What a surprise, then to see that Pirates Of The Caribbean: At World’s End follows that template and still might be the most intelligent, nuanced, and politically resonant three-quel ever made. Certainly there isn’t a third installment of a film trilogy that even comes close. For the high-minded literati out there, take special note, because this might be the closest we’ll ever get to seeing a Pynchon novel get successfully filmed. (Except for occurring in the wrong century, At World’s End could be an excised subplot from Mason & Dixon.)
The stark opening sets the tone immediately. A noose hangs in stark relief under a grey sky, while underneath it bodies are unceremoniously piled up. In the background, a voice of authority is repealing the local Bill of Rights, citing the war on piracy to justify the vicious crackdown on liberty. There’s something oddly familiar about a business driven government cracking down on civil rights in the name of security. It could just be a coincidence, but these are some pointed jabs.
From there the scale of the film goes epic, tracing an elaborate sequence of double-crosses across some impossible landscapes. There are a number of vistas, all of which are computer enhanced, but are nonetheless breathtaking. Every location has a majestic sense of place that a lot of effect-driven spectacles lack. The effects work here feels nearly seamless, creating this world where magic hasn’t been mapped entirely out of existence and the wondrous still flickers in the margins.
Matching the landscapes is a plot so epic that the nearly three hour running time has very little slack. The deluge of alignments, double-crosses, and backstabbing is so Byzantine that you’d need a map to get a handle on it all. Following the specifics of individual betrayal is not what At World’s End is about. The heart of the film is power. Appropriately enough, it’s the heart of the ghost pirate Davy Jones which is the most powerful relic in the film. Whoever controls the ghastly Flying Dutchman can control the seas. Everyone in the film covets that power for a different end. Over the course of the film power will be bought, sold, lost, earned, negotiated for, abused, and betrayed. It’s the intricacies of those bargains that elevate the film. The pleasant surprise is that the script is willing to work hard to give every character something to strive for.

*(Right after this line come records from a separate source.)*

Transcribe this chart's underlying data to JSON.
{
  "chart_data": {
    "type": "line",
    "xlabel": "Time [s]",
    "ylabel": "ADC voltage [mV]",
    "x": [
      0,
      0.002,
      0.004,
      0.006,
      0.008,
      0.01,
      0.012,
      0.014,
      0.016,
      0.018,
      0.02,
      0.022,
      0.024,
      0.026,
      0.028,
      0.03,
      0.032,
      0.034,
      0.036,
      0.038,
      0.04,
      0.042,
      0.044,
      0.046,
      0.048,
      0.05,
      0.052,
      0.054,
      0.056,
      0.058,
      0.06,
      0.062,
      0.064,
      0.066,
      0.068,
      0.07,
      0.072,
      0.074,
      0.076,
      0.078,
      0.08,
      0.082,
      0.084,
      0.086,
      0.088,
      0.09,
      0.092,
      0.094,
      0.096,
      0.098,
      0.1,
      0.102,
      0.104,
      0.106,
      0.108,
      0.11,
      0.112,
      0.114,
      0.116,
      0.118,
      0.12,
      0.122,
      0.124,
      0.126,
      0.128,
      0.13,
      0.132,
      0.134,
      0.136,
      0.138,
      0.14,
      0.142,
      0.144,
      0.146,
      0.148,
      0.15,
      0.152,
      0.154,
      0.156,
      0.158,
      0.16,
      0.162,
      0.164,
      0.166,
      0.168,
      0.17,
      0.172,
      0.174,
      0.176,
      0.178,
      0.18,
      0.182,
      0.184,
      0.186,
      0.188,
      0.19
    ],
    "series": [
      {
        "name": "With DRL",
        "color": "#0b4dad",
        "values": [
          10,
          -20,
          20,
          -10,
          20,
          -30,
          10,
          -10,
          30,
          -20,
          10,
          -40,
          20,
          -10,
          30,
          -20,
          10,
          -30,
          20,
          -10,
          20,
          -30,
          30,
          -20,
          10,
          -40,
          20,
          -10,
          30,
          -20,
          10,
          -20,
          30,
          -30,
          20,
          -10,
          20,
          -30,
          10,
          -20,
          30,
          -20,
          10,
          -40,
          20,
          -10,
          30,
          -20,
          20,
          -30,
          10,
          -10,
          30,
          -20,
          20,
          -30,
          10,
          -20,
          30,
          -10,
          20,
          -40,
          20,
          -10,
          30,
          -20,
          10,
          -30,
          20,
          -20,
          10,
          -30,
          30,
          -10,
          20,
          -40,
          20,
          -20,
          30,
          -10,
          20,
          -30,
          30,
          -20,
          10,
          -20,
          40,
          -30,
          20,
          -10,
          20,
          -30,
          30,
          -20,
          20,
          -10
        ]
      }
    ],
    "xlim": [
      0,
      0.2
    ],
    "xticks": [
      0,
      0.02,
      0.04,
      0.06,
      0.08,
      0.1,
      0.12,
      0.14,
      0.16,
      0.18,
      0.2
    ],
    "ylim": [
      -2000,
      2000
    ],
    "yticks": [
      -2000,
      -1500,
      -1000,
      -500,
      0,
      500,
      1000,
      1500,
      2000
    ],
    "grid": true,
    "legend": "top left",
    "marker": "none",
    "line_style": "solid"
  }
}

Through the entire trilogy, the “pirates” of Disney creation are not the raping and pillaging sort of pirate. If anything, piracy is a not a team sport, and more of a state of iconoclastic rebellion. Jack Sparrow is more fey than bloodthirsty. Geoffrey Rush has a blast with his resurrected Captain Barbossa, and his swaggering pirate dialect rolls out of his mouth with a giddy glee. The piracy here is more of a free-wheeling anarchy, while the malevolent corporate entity is the ruthless, butchering villain. Not that there’s any real life analogues to this situation at all – where rival groups are plunged into internecine conflict (not a civil war, mind you) at the instigation of a wealthy, remote imperial power – but there’s a clear demonstration that power without restraint or balance always destroys itself, and imperial power can never conquer with tyranny. Unusually heady subtext for a popcorn movie that has as much slapstick as it does drama.
It doesn’t qualify for masterpiece status, and might barely crack any “10 best of 2007” lists, but At World’s End should rank high on any “10 best achievements in 2007” lists. A fine distinction, but a necessary one. This is the kind of high-adventure epic that could only be attempted by the Hollywood studio system. More often than not, these bulked up spectacles choke on their own ambition, which makes it even more miraculous that Pirates is a well-balanced success. Will there be another sequel? Will Disney try to push their luck with a “IV”? As the vain Lord Cutler Beckett repeats, “It’s just good business.”